Себастьян замялся, уставившись в пол. Вышло неловко. Вновь повисла пауза, нарушать которую никто не торопился.
— Я пошутил, — неумело соврал он. — И что ты предлагаешь?
— Для начала позвонить Кристофу, — она ответила, но не сразу. И каждое ее слово сквозило недоверием. — Думаю, он сможет помочь.
— Старик? Каким образом?
— Он может собрать документы и привезти их. Передадим ему все твои данные, сами оформим заявки. Ему останется просто получить бумаги. И…
Бастиан ждал продолжения, но Марта медлила.
— И? — раздраженно бросил он. — Что и?
— И он может подделать скан. Отправить в больницу пустышку уровня медианы. Или даже ниже.
Майер секунду обдумывал ее слова.
— Он не согласится.
— Давай попробуем.
Марта набрала номер Кьорди и включила громкую связь. Гудки, гудки, гудки. Десятый, одиннадцатый, двенад…
— Марта, дорогая моя! Ну как вы там? Я посмотрел погоду в ваших краях. У-у-ух! Мои хрупкие кости такого бы не вынесли.
— Здравствуй, Кристоф, — мимолетно улыбнувшись, ответила она. — Все в порядке, но есть один момент.
— Привет, Кристоф, — подал голос Себастьян. — Нам нужна твоя помощь.
— Бастиан! Как я рад вас слышать! Помогу, чем смогу, только попросите. Кстати, вы уже видели девочку?
— Да. О ней и пойдет речь.
Марта пустилась в разъяснения, описала детали и нюансы, время от времени спрашивая, на связи ли ее давний друг — тот в глубоком молчании слушал монолог женщины — и, подводя черту, задала главный вопрос:
— Ты нам поможешь?
— Кхм… Звучит, как хреновая идея, — голос старика звучал тихо и сурово.
— Да, понимаю, но все же…
— Звучит, как очень хреновая идея. Это Бастиан тебя надоумил? Майер, ты окончательно спятил?

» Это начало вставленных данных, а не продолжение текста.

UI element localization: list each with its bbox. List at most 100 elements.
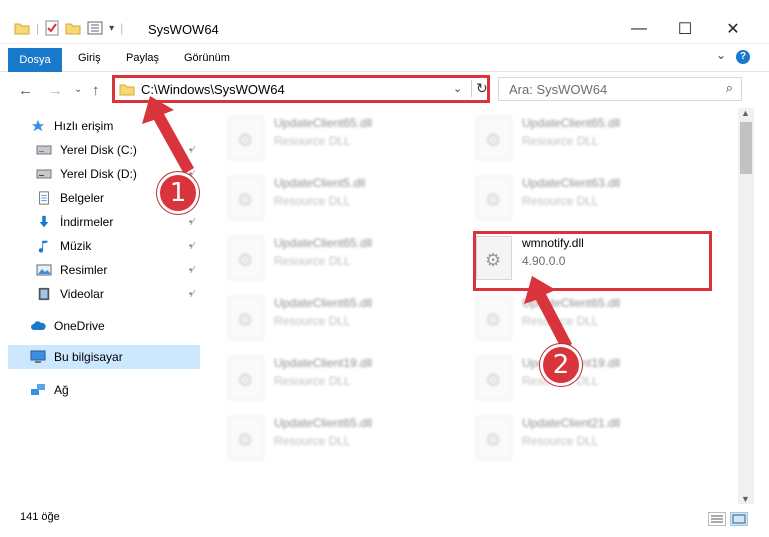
tab-share[interactable]: Paylaş <box>120 46 165 70</box>
refresh-icon[interactable]: ↻ <box>471 80 488 97</box>
star-icon <box>31 119 45 132</box>
tab-file[interactable]: Dosya <box>8 48 62 72</box>
sidebar-item-this-pc[interactable]: Bu bilgisayar <box>8 345 200 369</box>
file-type: Resource DLL <box>274 434 351 448</box>
minimize-icon: — <box>631 20 647 37</box>
gear-icon: ⚙ <box>485 130 502 150</box>
sidebar-item-music[interactable]: Müzik •∕ <box>0 234 200 258</box>
pin-icon[interactable]: •∕ <box>189 289 194 300</box>
file-type: Resource DLL <box>522 194 599 208</box>
documents-icon <box>39 191 49 205</box>
list-item[interactable]: ⚙ UpdateClient65.dll Resource DLL <box>228 114 448 164</box>
sidebar-item-downloads[interactable]: İndirmeler •∕ <box>0 210 200 234</box>
sidebar-item-label: Müzik <box>60 239 92 253</box>
details-view-button[interactable] <box>708 512 726 526</box>
address-dropdown-icon[interactable]: ⌄ <box>453 82 462 95</box>
gear-icon: ⚙ <box>237 130 254 150</box>
status-bar: 141 öğe <box>0 504 769 537</box>
new-folder-icon[interactable] <box>65 21 81 35</box>
file-type: Resource DLL <box>274 374 351 388</box>
list-item[interactable]: ⚙ UpdateClient19.dll Resource DLL <box>476 354 696 404</box>
drive-icon <box>36 145 52 155</box>
recent-locations-icon[interactable]: ⌄ <box>74 84 82 95</box>
step-badge-1: 1 <box>157 172 199 214</box>
cloud-icon <box>31 321 46 330</box>
ribbon-expand-icon[interactable]: ⌄ <box>716 48 726 62</box>
list-item[interactable]: ⚙ UpdateClient21.dll Resource DLL <box>476 414 696 464</box>
sidebar-item-onedrive[interactable]: OneDrive <box>0 314 200 338</box>
step-badge-2: 2 <box>540 344 582 386</box>
file-type: Resource DLL <box>274 254 351 268</box>
sidebar-item-label: İndirmeler <box>60 215 114 229</box>
arrow-1 <box>142 96 194 174</box>
file-name: UpdateClient65.dll <box>522 116 621 130</box>
quick-access-toolbar: | ▾ | <box>14 20 123 36</box>
search-icon[interactable]: ⌕ <box>726 80 733 96</box>
ribbon-tabs: Dosya Giriş Paylaş Görünüm ⌄ ? <box>0 44 769 72</box>
pin-icon[interactable]: •∕ <box>189 217 194 228</box>
file-type: Resource DLL <box>274 194 351 208</box>
scrollbar-thumb[interactable] <box>740 122 752 174</box>
toolbar-separator-2: | <box>120 21 124 35</box>
computer-icon <box>30 350 46 363</box>
list-item[interactable]: ⚙ UpdateClient19.dll Resource DLL <box>228 354 448 404</box>
videos-icon <box>38 287 50 301</box>
search-placeholder[interactable]: Ara: SysWOW64 <box>509 82 607 97</box>
minimize-button[interactable]: — <box>616 14 662 44</box>
dll-file-icon: ⚙ <box>476 296 512 340</box>
gear-icon: ⚙ <box>485 370 502 390</box>
back-button[interactable]: ← <box>18 82 33 99</box>
view-options-icon[interactable] <box>87 21 103 35</box>
sidebar-item-label: OneDrive <box>54 319 105 333</box>
network-icon <box>31 384 45 395</box>
details-view-icon <box>711 515 723 523</box>
vertical-scrollbar[interactable]: ▲ ▼ <box>738 108 754 504</box>
file-type: Resource DLL <box>274 134 351 148</box>
folder-icon[interactable] <box>14 21 30 35</box>
tab-view[interactable]: Görünüm <box>178 46 236 70</box>
file-name: UpdateClient19.dll <box>274 356 373 370</box>
list-item[interactable]: ⚙ UpdateClient65.dll Resource DLL <box>476 114 696 164</box>
gear-icon: ⚙ <box>237 430 254 450</box>
pin-icon[interactable]: •∕ <box>189 241 194 252</box>
maximize-button[interactable]: ☐ <box>662 14 708 44</box>
drive-icon <box>36 169 52 179</box>
list-item[interactable]: ⚙ UpdateClient63.dll Resource DLL <box>476 174 696 224</box>
dll-file-icon: ⚙ <box>476 416 512 460</box>
sidebar-item-pictures[interactable]: Resimler •∕ <box>0 258 200 282</box>
file-name: UpdateClient21.dll <box>522 416 621 430</box>
title-bar: | ▾ | SysWOW64 — ☐ ✕ <box>0 0 769 44</box>
forward-button[interactable]: → <box>48 82 63 99</box>
large-icons-view-button[interactable] <box>730 512 748 526</box>
sidebar-item-label: Belgeler <box>60 191 105 205</box>
up-button[interactable]: ↑ <box>92 82 100 99</box>
sidebar-item-videos[interactable]: Videolar •∕ <box>0 282 200 306</box>
properties-icon[interactable] <box>45 20 59 36</box>
list-item[interactable]: ⚙ UpdateClient5.dll Resource DLL <box>228 174 448 224</box>
close-button[interactable]: ✕ <box>710 14 756 44</box>
dll-file-icon: ⚙ <box>228 416 264 460</box>
customize-toolbar-chevron-icon[interactable]: ▾ <box>109 23 114 34</box>
dll-file-icon: ⚙ <box>228 296 264 340</box>
gear-icon: ⚙ <box>237 370 254 390</box>
tab-home[interactable]: Giriş <box>72 46 107 70</box>
pin-icon[interactable]: •∕ <box>189 265 194 276</box>
close-icon: ✕ <box>726 21 740 38</box>
dll-file-icon: ⚙ <box>228 116 264 160</box>
sidebar-item-network[interactable]: Ağ <box>0 378 200 402</box>
file-name: UpdateClient65.dll <box>274 236 373 250</box>
sidebar-item-label: Videolar <box>60 287 104 301</box>
file-type: Resource DLL <box>274 314 351 328</box>
dll-file-icon: ⚙ <box>228 176 264 220</box>
file-name: UpdateClient65.dll <box>274 416 373 430</box>
scroll-down-icon[interactable]: ▼ <box>741 494 750 504</box>
list-item[interactable]: ⚙ UpdateClient65.dll Resource DLL <box>228 414 448 464</box>
help-icon[interactable]: ? <box>736 50 750 64</box>
search-box[interactable]: Ara: SysWOW64 ⌕ <box>498 77 742 101</box>
address-row: ← → ⌄ ↑ C:\Windows\SysWOW64 ⌄ ↻ Ara: Sys… <box>0 72 769 108</box>
scroll-up-icon[interactable]: ▲ <box>741 108 750 118</box>
list-item[interactable]: ⚙ UpdateClient65.dll Resource DLL <box>228 234 448 284</box>
list-item[interactable]: ⚙ UpdateClient65.dll Resource DLL <box>228 294 448 344</box>
toolbar-separator: | <box>36 21 40 35</box>
list-item[interactable]: ⚙ UpdateClient65.dll Resource DLL <box>476 294 696 344</box>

— Нет, Кристоф, это моя идея. Другого варианта я не вижу, но сделать что-то мы просто обязаны. Ты бы понял, если бы провел с ней несколько часов.
— Да чтоб вас всех! — взорвался Кьорди. — Нет, Марта! Даже не проси! Я не буду этого делать!
— Но, Кристоф…
— Нет! Всего хорошего, дорогие мои!
Короткие гудки вялой очередью зазвучали из динамика смартфона.
— Твою мать… — прошипел Себастьян.
— Ну вот и все, — сокрушенно пролепетала Марта. — Летим домой. Завтра я закажу билеты.
Они долго не могли уснуть, лежали в ночной тишине на разных краях неудобной кровати, размышляя, тщетно выискивая возможные решения. Сон забрал Марту в час, Себастьяна в половине третьего, а в три часа по-местному времени их разбудил телефонный звонок.
Мобильник Марты напевал веселенькую мелодию, высветив на экране два слова: «Кристоф Кьорди».